The Ondine imprint’s new album-length survey of her orchestral music, “Saudade,” doesn’t radically upend such a classification — though it does complicate the story. While the title track invites comparison to works like John Luther Adams’s calmly roiling “Become Ocean,” other pieces on the album show off Martinaityte’s distinctiveness.
She can create hovering nimbus clouds of harmony with the best of them. Yet she’s not afraid to throw a thunderbolt through her subtle, scenic designs. Midway through the otherwise beatific “Millefleur,” a percussive edge emerges, offering an unexpected martial cast to the work. And on “Horizons,” as played by the Lithuanian National Symphony Orchestra, the handoffs between strutting flutes and stark strings also serve notice regarding this composer’s winning unpredictability.
SETH COLTER WALLS
Happy Year of the Ox
If your family has been slow to celebrate the debut of 2021, now may be the time to take the bull by the horns. Lunar New Year arrives on Friday — the Asian zodiac animal is the ox — and many organizations are honoring the occasion.
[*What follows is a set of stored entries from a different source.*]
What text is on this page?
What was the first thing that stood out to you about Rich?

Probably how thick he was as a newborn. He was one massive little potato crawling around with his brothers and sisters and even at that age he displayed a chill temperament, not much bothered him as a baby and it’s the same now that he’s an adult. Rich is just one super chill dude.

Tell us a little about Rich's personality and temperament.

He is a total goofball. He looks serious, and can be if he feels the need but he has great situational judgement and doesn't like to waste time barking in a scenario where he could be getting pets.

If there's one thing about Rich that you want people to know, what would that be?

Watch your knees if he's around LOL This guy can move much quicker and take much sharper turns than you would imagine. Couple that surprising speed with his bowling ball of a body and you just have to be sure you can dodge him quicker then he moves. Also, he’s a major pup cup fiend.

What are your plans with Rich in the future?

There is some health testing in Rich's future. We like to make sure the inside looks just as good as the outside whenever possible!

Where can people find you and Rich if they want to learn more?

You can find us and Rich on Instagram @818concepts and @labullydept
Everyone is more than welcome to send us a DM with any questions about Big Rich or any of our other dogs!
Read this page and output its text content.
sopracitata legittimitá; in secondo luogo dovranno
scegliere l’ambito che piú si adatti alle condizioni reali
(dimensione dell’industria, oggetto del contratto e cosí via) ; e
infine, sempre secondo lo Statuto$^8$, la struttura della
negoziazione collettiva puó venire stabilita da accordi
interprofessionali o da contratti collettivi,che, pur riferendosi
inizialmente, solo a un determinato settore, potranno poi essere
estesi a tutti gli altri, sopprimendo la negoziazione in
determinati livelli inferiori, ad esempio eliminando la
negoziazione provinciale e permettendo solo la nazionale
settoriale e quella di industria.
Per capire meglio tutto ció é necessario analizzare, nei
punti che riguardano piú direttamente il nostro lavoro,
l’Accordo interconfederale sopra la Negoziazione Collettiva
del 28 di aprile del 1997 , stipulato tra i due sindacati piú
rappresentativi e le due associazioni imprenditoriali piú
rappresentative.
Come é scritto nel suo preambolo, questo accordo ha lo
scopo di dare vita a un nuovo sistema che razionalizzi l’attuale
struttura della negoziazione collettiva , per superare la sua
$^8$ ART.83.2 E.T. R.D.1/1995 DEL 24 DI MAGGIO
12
The Metropolitan Museum of Art will stream its free Virtual Lunar New Year Festival on social media on Saturday from 10 a.m. to 10 p.m. Eastern time. (Details are on the Met’s website; prerecorded portions will remain online indefinitely.) The child-friendly options include music and dance from the New York Korean Performing Arts Center and craft workshops involving household materials. Young people can make confetti poppers, wearable zodiac charms and dragon puppets. The Met Teens Instagram account will also offer live sketching at 1 p.m.
Other virtual events include China Institute’s workshop-filled Chinese New Year Family Festival on Saturday, and Flushing Town Hall’s Chinese Temple Bazaar, with free performances and demonstrations, on Sunday. (Information is on the presenters’ websites.)
The V&A’s Trove of Ephemera
It will be months before almost anyone walks onstage or backstage or settles into a squeaky, plush chair. In the meantime, you can visit the website for London’s Victoria and Albert Museum and check out its theater and performance collections to view a dizzying mix of artifacts drawn from theater, circus, puppetry, popular music and dance.
The V&A has always been ahead of the curatorial curve in considering theater ephemera — costumes, set pieces, memorabilia — as worthy of preservation and study. The extensive collection traces performing arts from the medieval period to the 21st century, with stops along the way for Restoration drama, Victorian drama and interwar drama. You can search tens of thousands of objects (shoes worn by Prince!) and images. Or scroll through features like “An A-Z of Musical Theater” (A is for Andrew Lloyd Webber, U is for underwear) or “That’s the Way to Do It!,” a history of the troubling Punch and Judy puppets.